Deep learning based surface reconstruction

A parsimonious approach to shape estimation from an adaptive template M_t is to project the features of I onto a grid map and apply a GCN to learn the deformations [20]. However, this method is prone to produce collapsing or flipping error results. This is because it is difficult to strike a perfect balance between the smoothness of the mesh and the accuracy of the reconstruction given a large deviation of Ground Truth from M_t. To solve this problem, this paper proposes a multi-stage stepwise deformation algorithmic process to adapt to the target shape. The process consists of three steps: attitude estimation, feature line fitting and surface refinement, and the reconstruction algorithm is shown in Fig. 1.

2.3

Network training

The three stages of the network are trained separately. All cascade networks used in the framework share the first part of VGGNet and differ only in the last layer.

2.3.1

Training data generation

The 3D pose of the garment model was obtained by fitting the SMPL model to the reconstructed dense point cloud. The data processing procedure is as follows: 1) For each labeled feature line, calculate its center point as the corresponding skeleton node. 2) Align all point clouds using the joints in the torso region to ensure consistent orientation and scale. 3) Compute the SMPL to provide the pose parameters for each model by fitting the nodes and point clouds.

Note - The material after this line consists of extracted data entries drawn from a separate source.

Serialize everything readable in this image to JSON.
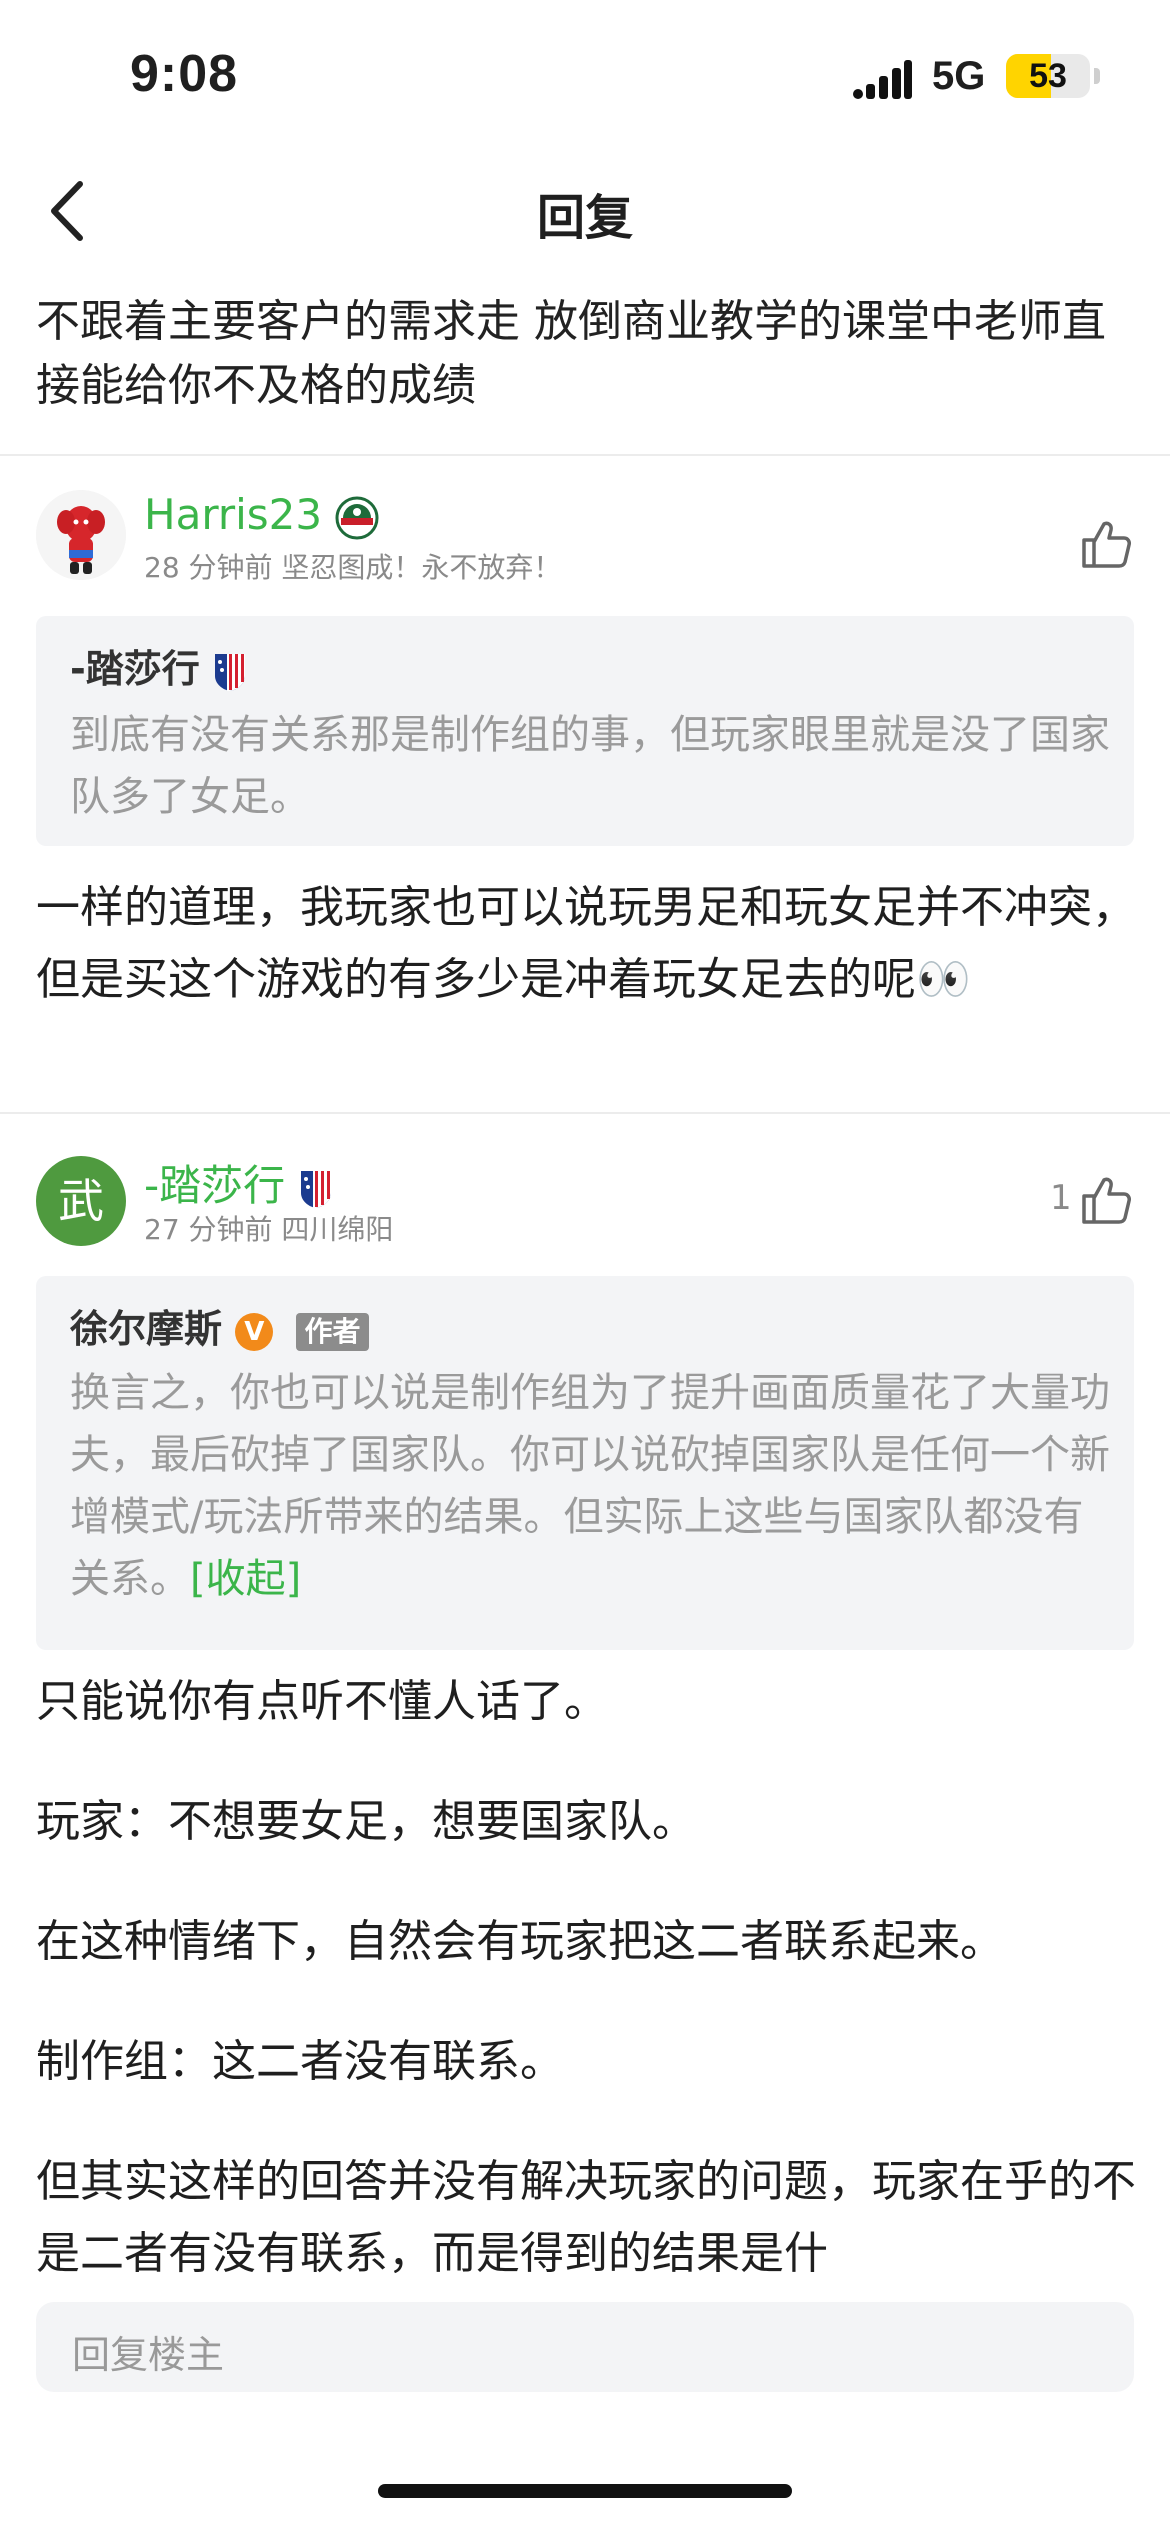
{
  "status": {
    "time": "9:08",
    "network": "5G",
    "battery": "53",
    "battery_level": 0.53
  },
  "nav": {
    "title": "回复"
  },
  "topic": {
    "text": "不跟着主要客户的需求走 放倒商业教学的课堂中老师直接能给你不及格的成绩"
  },
  "comments": [
    {
      "user": "Harris23",
      "meta": "28 分钟前 坚忍图成！永不放弃！",
      "likes": "",
      "quote": {
        "user": "-踏莎行",
        "text": "到底有没有关系那是制作组的事，但玩家眼里就是没了国家队多了女足。"
      },
      "text": "一样的道理，我玩家也可以说玩男足和玩女足并不冲突，但是买这个游戏的有多少是冲着玩女足去的呢👀"
    },
    {
      "user": "-踏莎行",
      "avatar_char": "武",
      "meta": "27 分钟前 四川绵阳",
      "likes": "1",
      "quote": {
        "user": "徐尔摩斯",
        "badge_v": "V",
        "badge_author": "作者",
        "text": "换言之，你也可以说是制作组为了提升画面质量花了大量功夫，最后砍掉了国家队。你可以说砍掉国家队是任何一个新增模式/玩法所带来的结果。但实际上这些与国家队都没有关系。",
        "collapse": "[收起]"
      },
      "paragraphs": [
        "只能说你有点听不懂人话了。",
        "玩家：不想要女足，想要国家队。",
        "在这种情绪下，自然会有玩家把这二者联系起来。",
        "制作组：这二者没有联系。",
        "但其实这样的回答并没有解决玩家的问题，玩家在乎的不是二者有没有联系，而是得到的结果是什"
      ]
    }
  ],
  "reply": {
    "placeholder": "回复楼主"
  }
}
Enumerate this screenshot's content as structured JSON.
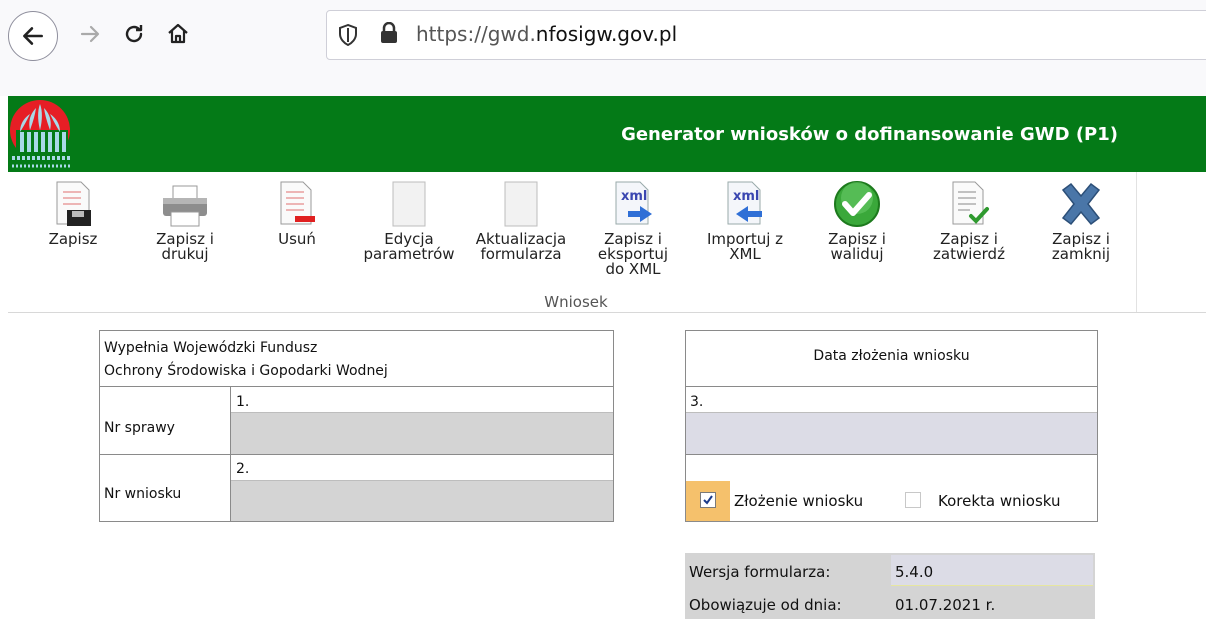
{
  "browser": {
    "url_prefix": "https://gwd.",
    "url_domain": "nfosigw.gov.pl"
  },
  "header": {
    "title": "Generator wniosków o dofinansowanie GWD (P1)"
  },
  "ribbon": {
    "group_label": "Wniosek",
    "buttons": [
      {
        "label": "Zapisz",
        "icon": "save-icon"
      },
      {
        "label": "Zapisz i\ndrukuj",
        "icon": "printer-icon"
      },
      {
        "label": "Usuń",
        "icon": "delete-document-icon"
      },
      {
        "label": "Edycja\nparametrów",
        "icon": "blank-document-icon"
      },
      {
        "label": "Aktualizacja\nformularza",
        "icon": "blank-document-icon"
      },
      {
        "label": "Zapisz i\neksportuj\ndo XML",
        "icon": "xml-export-icon"
      },
      {
        "label": "Importuj z\nXML",
        "icon": "xml-import-icon"
      },
      {
        "label": "Zapisz i\nwaliduj",
        "icon": "green-check-icon"
      },
      {
        "label": "Zapisz i\nzatwierdź",
        "icon": "document-check-icon"
      },
      {
        "label": "Zapisz i\nzamknij",
        "icon": "blue-x-icon"
      }
    ]
  },
  "fund_box": {
    "heading_line1": "Wypełnia Wojewódzki Fundusz",
    "heading_line2": "Ochrony Środowiska i Gopodarki Wodnej",
    "row1_label": "Nr sprawy",
    "row1_number": "1.",
    "row2_label": "Nr wniosku",
    "row2_number": "2."
  },
  "date_box": {
    "heading": "Data złożenia wniosku",
    "number": "3.",
    "option1_label": "Złożenie wniosku",
    "option1_checked": true,
    "option2_label": "Korekta wniosku",
    "option2_checked": false
  },
  "version": {
    "label1": "Wersja formularza:",
    "value1": "5.4.0",
    "label2": "Obowiązuje od dnia:",
    "value2": "01.07.2021 r."
  },
  "colors": {
    "header_green": "#047a17",
    "field_gray": "#d4d4d4",
    "field_lavender": "#dcdce6",
    "checkbox_highlight": "#f5c16c"
  }
}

Although there is already a corresponding multi-view real image for each garment, the variation in viewing angle and illumination is still limited. To ensure that the models in this paper can be generalized to different lighting conditions and views, the input of synthetic images is added. In particular, for each model, rendered images are generated by randomly sampling 3 viewpoints and 3 different lighting environments, resulting in a total of 9 images.

2.3.2

Loss function

A new feature line loss function L_line and edge length regularization loss L_fed are proposed and together they form a feature line fitting loss function defined as follows: 1 $L_{f i t i n g} = L_{l i n e} + λ_{f e d} L_{f e d}$ where λ_fed is set to 1 in the first cascade end and 0.5 in the second segment. Minimizes the average distance between points on the deformation template feature line and points on the ground truth point cloud. Here Chamfer Distance is used as the distance metric. In addition, the edge length regularization loss defined in is used to mitigate the jagged effect on the deformed feature line.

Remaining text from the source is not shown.